Voice of reason

by ZIYA US SALAM

Anand Patwardhan. PHOTO/ H.S. MANJUNATH

Interview with the documentary film-maker Anand Patwardhan.

HE is as particular about the written word as he is about a frame in his film. Although they rankle and hurt, his films always ignite debate, discussion and dialogue. For the seasoned film-maker Anand Patwardhan, there are no half measures. He calls a spade a spade. One of the more robust voices against the rising tide of Hindutva, his eight-chapter, four-hour-long documentary Reason talks of the killing of rationalists such as Narendra Dabholkar and Govind Pansare, attacks on Muslims such as Mohammed Akhlaq and the underlying Brahminical agenda that is at the root of communal violence in contemporary India. In his usual unflustered way, he continues his fight for the soul of India. Excerpts from an interview:

“Reason” is unsettling and disturbing. It needed judicial intervention to be screened at a film festival in Kerala. How does one explain this?

It is easy to understand. The undemocratic, majoritarian forces whose past and present journey the film describes are not just in power today but in absolute control of all institutions. There are no checks and balances left in our system, only a few chinks in the armour that can be temporarily breached before these too are sealed.

The film is a scathing expose of Hindutva terror. Yet, Narendra Modi and Amit Shah ridicule notions of Hindutva terror. They even fielded a terror accused to counter the narrative. Can you throw some light on the origin of Hindutva terror?

The modus operandi adopted by the Modi-Shah regime (all others fall in line) is to scream and shout as soon as anyone utters the words “Hindutva terror”. Against all evidence, people have long been fed on the idea that Hinduism by its very definition is tolerant and non-violent. The most glaring problem with this understanding is caste. Over thousands of years, orthodox (Brahminical) Hinduism rested on a violently enforced caste system that not only subjugated the weakest but was misogynist. Over the centuries, many reformists and revolutionaries rose against this oppression, from the Buddha to Kabir, Jyotirao Phule, Basava, Periyar E.V. Ramasamy, B.R. Ambedkar and Mohandas Karamchand Gandhi, to name just a few, but it certainly does not mean that Hindu culture itself became tolerant and non-violent.

If we delve into our history, we can find periods of hope for humanity, for example, the days of the Buddha and his amazing impact on Emperor Asoka. Such moments are not always remembered or celebrated in our history books. As I researched into historical archives while making Reason, I came across another, more recent, moment of potential human renaissance. I say potential because the moment was brief and was soon sidelined by the realpolitik of the day. Today, this moment has almost been forgotten.
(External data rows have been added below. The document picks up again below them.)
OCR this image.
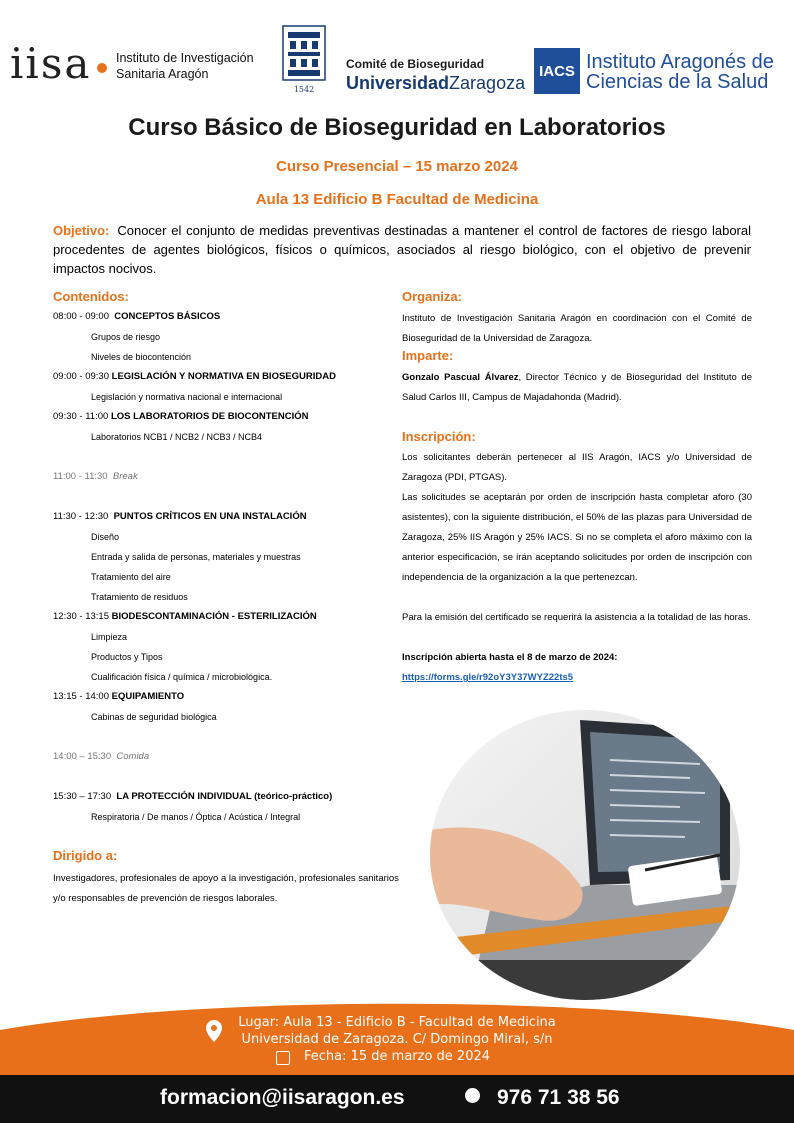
iisa Instituto de Investigación
Sanitaria Aragón
1542
Comité de Bioseguridad
UniversidadZaragoza
IACS Instituto Aragonés de
Ciencias de la Salud
Curso Básico de Bioseguridad en Laboratorios
Curso Presencial – 15 marzo 2024
Aula 13 Edificio B Facultad de Medicina
Objetivo: Conocer el conjunto de medidas preventivas destinadas a mantener el control de factores de riesgo laboral procedentes de agentes biológicos, físicos o químicos, asociados al riesgo biológico, con el objetivo de prevenir impactos nocivos.
Contenidos:
08:00 - 09:00 CONCEPTOS BÁSICOS
Grupos de riesgo
Niveles de biocontención
09:00 - 09:30 LEGISLACIÓN Y NORMATIVA EN BIOSEGURIDAD
Legislación y normativa nacional e internacional
09:30 - 11:00 LOS LABORATORIOS DE BIOCONTENCIÓN
Laboratorios NCB1 / NCB2 / NCB3 / NCB4
11:00 - 11:30 Break
11:30 - 12:30 PUNTOS CRÍTICOS EN UNA INSTALACIÓN
Diseño
Entrada y salida de personas, materiales y muestras
Tratamiento del aire
Tratamiento de residuos
12:30 - 13:15 BIODESCONTAMINACIÓN - ESTERILIZACIÓN
Limpieza
Productos y Tipos
Cualificación física / química / microbiológica.
13:15 - 14:00 EQUIPAMIENTO
Cabinas de seguridad biológica
14:00 – 15:30 Comida
15:30 – 17:30 LA PROTECCIÓN INDIVIDUAL (teórico-práctico)
Respiratoria / De manos / Óptica / Acústica / Integral
Dirigido a:
Investigadores, profesionales de apoyo a la investigación, profesionales sanitarios y/o responsables de prevención de riesgos laborales.
Organiza:
Instituto de Investigación Sanitaria Aragón en coordinación con el Comité de Bioseguridad de la Universidad de Zaragoza.
Imparte:
Gonzalo Pascual Álvarez, Director Técnico y de Bioseguridad del Instituto de Salud Carlos III, Campus de Majadahonda (Madrid).
Inscripción:
Los solicitantes deberán pertenecer al IIS Aragón, IACS y/o Universidad de Zaragoza (PDI, PTGAS).
Las solicitudes se aceptarán por orden de inscripción hasta completar aforo (30 asistentes), con la siguiente distribución, el 50% de las plazas para Universidad de Zaragoza, 25% IIS Aragón y 25% IACS. Si no se completa el aforo máximo con la anterior especificación, se irán aceptando solicitudes por orden de inscripción con independencia de la organización a la que pertenezcan.
Para la emisión del certificado se requerirá la asistencia a la totalidad de las horas.
Inscripción abierta hasta el 8 de marzo de 2024:
https://forms.gle/r92oY3Y37WYZ22ts5
Lugar: Aula 13 - Edificio B - Facultad de Medicina
Universidad de Zaragoza. C/ Domingo Miral, s/n
Fecha: 15 de marzo de 2024
formacion@iisaragon.es	976 71 38 56
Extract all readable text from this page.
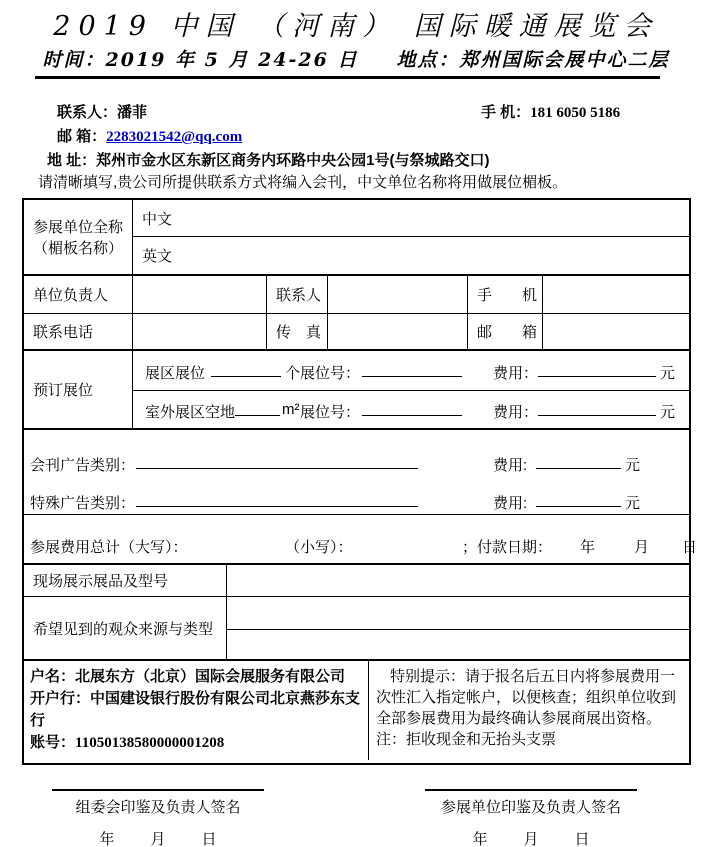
2019 中国 （河南） 国际暖通展览会
时间：2019 年 5 月 24-26 日 地点：郑州国际会展中心二层
联系人：潘菲	手 机：181 6050 5186
邮 箱：2283021542@qq.com
地 址：郑州市金水区东新区商务内环路中央公园1号(与祭城路交口)
请清晰填写,贵公司所提供联系方式将编入会刊，中文单位名称将用做展位楣板。
参展单位全称
（楣板名称）
中文
英文
单位负责人	联系人	手　　机
联系电话	传　真	邮　　箱
预订展位
展区展位	个 展位号：	费用：	元
室外展区空地	m² 展位号：	费用：	元
会刊广告类别：	费用:	元
特殊广告类别：	费用:	元
参展费用总计（大写）：	（小写）：	；付款日期： 年	月 日
现场展示展品及型号
希望见到的观众来源与类型
户名：北展东方（北京）国际会展服务有限公司
开户行：中国建设银行股份有限公司北京燕莎东支行
账号：11050138580000001208
特别提示：请于报名后五日内将参展费用一次性汇入指定帐户，以便核查；组织单位收到全部参展费用为最终确认参展商展出资格。
注：拒收现金和无抬头支票
组委会印鉴及负责人签名
年 月 日
参展单位印鉴及负责人签名
年 月 日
What took me to the archives was a speech by Comrade Govind Pansare delivered at a memorial meeting that followed the murder of another rationalist, Dr Narendra Dabholkar. Pansare said the same ideology that had killed Mahatma Gandhi killed Dabholkar too. He then added a little-remembered fact. There were seven attempts made by Brahminists on the life of Gandhi. The first was a bomb attack on his motorcade in Pune as early as 1934. Narayan Apte was involved in that attempt. Apte was part of the attack that killed Gandhi in 1948.

In other words, Brahminists had been trying to kill Gandhi for well over a decade. In 1948, Nathuram Godse claimed that Gandhi was killed for favouring Muslims and because he was responsible for Partition and the creation of Pakistan. All Hindutva leaders and even some non-Hindutva players have so often repeated this calumny that it has become the received wisdom of the day. But, as Pansare pointed out, in 1934 neither Partition nor Pakistan had yet been thought of. It was clearly not because Gandhi was seen as an appeaser of Muslims that his death was ordered. So what was it that so angered the Brahminists apart from the fact that Gandhi had alienated them the day he publicly began to do manual scavenging, shattering the purity/pollution principle that lies at the heart of the caste system?